NUTRITIONAL AND PHYSICO-CHEMICAL PROFILING OF TRIBULUS TERRISTRIS AND ITS NUTRACEUTICALS APPLICATION
Main Article Content
Keywords
T. terretris, nutritional composition, rheology, product development, color analysis
Abstract
This study investigates the nutritional, functional, rheological, and sensory properties of flour blends supplemented with varying percentages (2–5%) of Tribulus Terrestris powder. Seeds were collected from the Thall region, dried to <10% moisture, and analyzed for proximate composition, showing high fiber (24.28±0.93%) and carbohydrate (33.35±1.03%) content, with moderate fat (14.49±1.42%) and low protein (8.8±0.30%). Rheological analysis revealed that as Tribulus supplementation increased, moisture content decreased from 14% (control) to 10.1±0.09% at 5% powder. Water absorption was highest at 5% (59.5±0.05), with maximum dough stability (17±0.09) and development time (4.6±0.09). Maximum kneading consistency was observed at 2% powder. Functional properties, such as bulk density, increased with higher Tribulus percentages, peaking at 83.86±1.36 for 5%. Water absorption capacity reached its maximum in T3 (88.46±0.22), while oil absorption capacity remained non-significant. Foaming stability was significantly higher in T3 (43.78±0.76). Nutritional analysis showed that fiber content increased with supplementation, peaking in T4 (1.49±0.04), while fat and protein contents were non-significant across treatments.

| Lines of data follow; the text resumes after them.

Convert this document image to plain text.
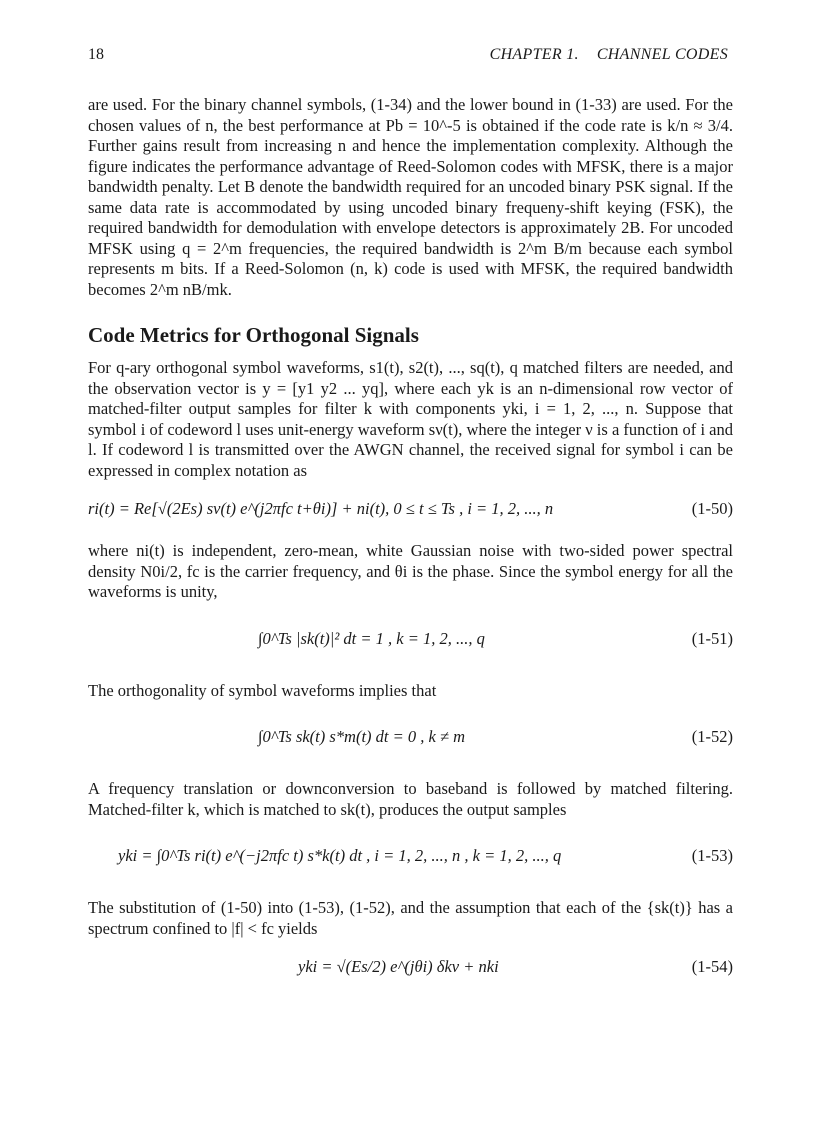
18	CHAPTER 1. CHANNEL CODES

are used. For the binary channel symbols, (1-34) and the lower bound in (1-33) are used. For the chosen values of n, the best performance at Pb = 10^-5 is obtained if the code rate is k/n ≈ 3/4. Further gains result from increasing n and hence the implementation complexity. Although the figure indicates the performance advantage of Reed-Solomon codes with MFSK, there is a major bandwidth penalty. Let B denote the bandwidth required for an uncoded binary PSK signal. If the same data rate is accommodated by using uncoded binary frequeny-shift keying (FSK), the required bandwidth for demodulation with envelope detectors is approximately 2B. For uncoded MFSK using q = 2^m frequencies, the required bandwidth is 2^m B/m because each symbol represents m bits. If a Reed-Solomon (n, k) code is used with MFSK, the required bandwidth becomes 2^m nB/mk.

Code Metrics for Orthogonal Signals

For q-ary orthogonal symbol waveforms, s1(t), s2(t), ..., sq(t), q matched filters are needed, and the observation vector is y = [y1 y2 ... yq], where each yk is an n-dimensional row vector of matched-filter output samples for filter k with components yki, i = 1, 2, ..., n. Suppose that symbol i of codeword l uses unit-energy waveform sν(t), where the integer ν is a function of i and l. If codeword l is transmitted over the AWGN channel, the received signal for symbol i can be expressed in complex notation as

ri(t) = Re[√(2Es) sν(t) e^(j2πfc t+θi)] + ni(t), 0 ≤ t ≤ Ts , i = 1, 2, ..., n	(1-50)

where ni(t) is independent, zero-mean, white Gaussian noise with two-sided power spectral density N0i/2, fc is the carrier frequency, and θi is the phase. Since the symbol energy for all the waveforms is unity,

∫0^Ts |sk(t)|² dt = 1 , k = 1, 2, ..., q	(1-51)

The orthogonality of symbol waveforms implies that

∫0^Ts sk(t) s*m(t) dt = 0 , k ≠ m	(1-52)

A frequency translation or downconversion to baseband is followed by matched filtering. Matched-filter k, which is matched to sk(t), produces the output samples

yki = ∫0^Ts ri(t) e^(−j2πfc t) s*k(t) dt , i = 1, 2, ..., n , k = 1, 2, ..., q	(1-53)

The substitution of (1-50) into (1-53), (1-52), and the assumption that each of the {sk(t)} has a spectrum confined to |f| < fc yields

yki = √(Es/2) e^(jθi) δkν + nki	(1-54)
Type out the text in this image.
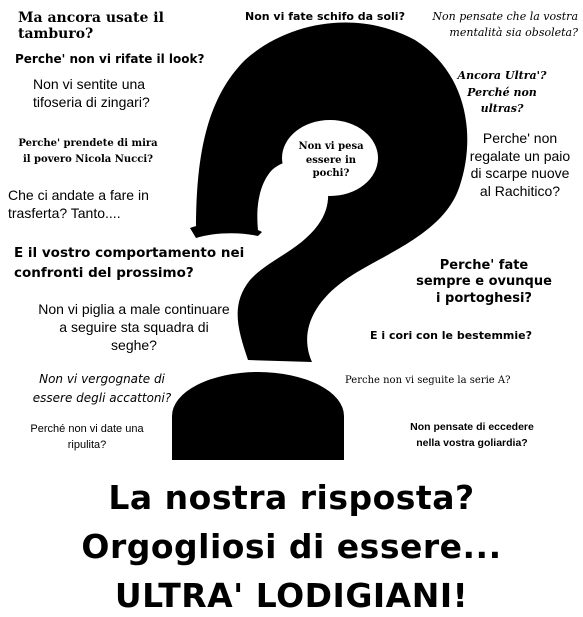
Ma ancora usate il tamburo?
Non vi fate schifo da soli?	Non pensate che la vostra mentalità sia obsoleta?
Perche' non vi rifate il look?
Non vi sentite una tifoseria di zingari?
Ancora Ultra'? Perché non ultras?
Perche' prendete di mira il povero Nicola Nucci?
Non vi pesa essere in pochi?
Perche' non regalate un paio di scarpe nuove al Rachitico?
Che ci andate a fare in trasferta? Tanto....
E il vostro comportamento nei confronti del prossimo?	Perche' fate sempre e ovunque i portoghesi?
Non vi piglia a male continuare a seguire sta squadra di seghe?
E i cori con le bestemmie?
Non vi vergognate di essere degli accattoni?
Perche non vi seguite la serie A?
Perché non vi date una ripulita?
Non pensate di eccedere nella vostra goliardia?
La nostra risposta?
Orgogliosi di essere...
ULTRA' LODIGIANI!
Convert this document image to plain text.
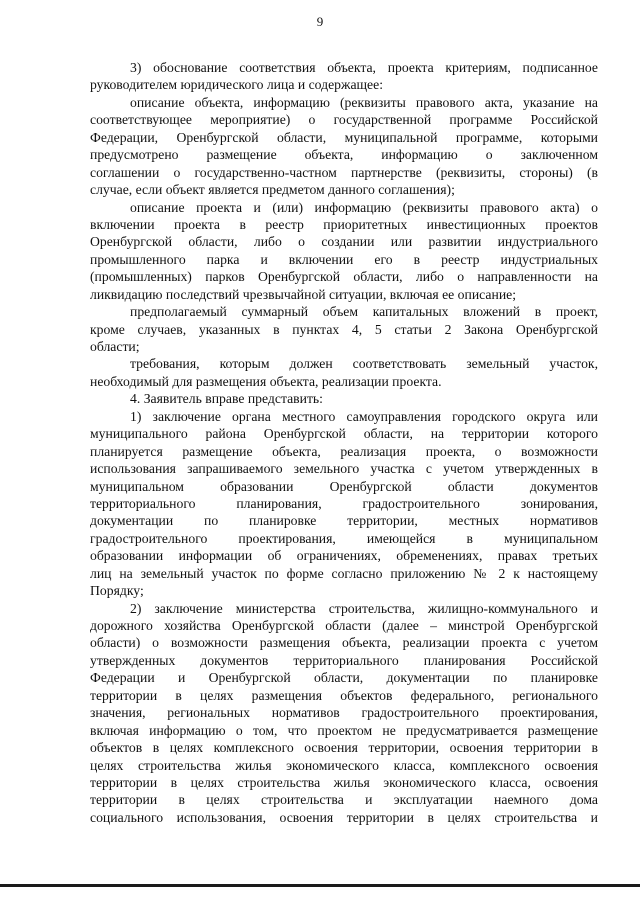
9
3) обоснование соответствия объекта, проекта критериям, подписанное
руководителем юридического лица и содержащее:
описание объекта, информацию (реквизиты правового акта, указание на
соответствующее мероприятие) о государственной программе Российской
Федерации, Оренбургской области, муниципальной программе, которыми
предусмотрено размещение объекта, информацию о заключенном
соглашении о государственно-частном партнерстве (реквизиты, стороны) (в
случае, если объект является предметом данного соглашения);
описание проекта и (или) информацию (реквизиты правового акта) о
включении проекта в реестр приоритетных инвестиционных проектов
Оренбургской области, либо о создании или развитии индустриального
промышленного парка и включении его в реестр индустриальных
(промышленных) парков Оренбургской области, либо о направленности на
ликвидацию последствий чрезвычайной ситуации, включая ее описание;
предполагаемый суммарный объем капитальных вложений в проект,
кроме случаев, указанных в пунктах 4, 5 статьи 2 Закона Оренбургской
области;
требования, которым должен соответствовать земельный участок,
необходимый для размещения объекта, реализации проекта.
4. Заявитель вправе представить:
1) заключение органа местного самоуправления городского округа или
муниципального района Оренбургской области, на территории которого
планируется размещение объекта, реализация проекта, о возможности
использования запрашиваемого земельного участка с учетом утвержденных в
муниципальном образовании Оренбургской области документов
территориального планирования, градостроительного зонирования,
документации по планировке территории, местных нормативов
градостроительного проектирования, имеющейся в муниципальном
образовании информации об ограничениях, обременениях, правах третьих
лиц на земельный участок по форме согласно приложению № 2 к настоящему
Порядку;
2) заключение министерства строительства, жилищно-коммунального и
дорожного хозяйства Оренбургской области (далее – минстрой Оренбургской
области) о возможности размещения объекта, реализации проекта с учетом
утвержденных документов территориального планирования Российской
Федерации и Оренбургской области, документации по планировке
территории в целях размещения объектов федерального, регионального
значения, региональных нормативов градостроительного проектирования,
включая информацию о том, что проектом не предусматривается размещение
объектов в целях комплексного освоения территории, освоения территории в
целях строительства жилья экономического класса, комплексного освоения
территории в целях строительства жилья экономического класса, освоения
территории в целях строительства и эксплуатации наемного дома
социального использования, освоения территории в целях строительства и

Color tonality analysis indicated that lightness decreased with increasing Tribulus content, and hue angle was highest in T1 (77.02±2.68). Sensory evaluation by an expert panel revealed that products with 2% and 3% Tribulus powder had the most acceptable color, taste, and aroma, while higher concentrations resulted in bitterness and darker color. Overall, T1 and T2 were most preferred in terms of sensory quality.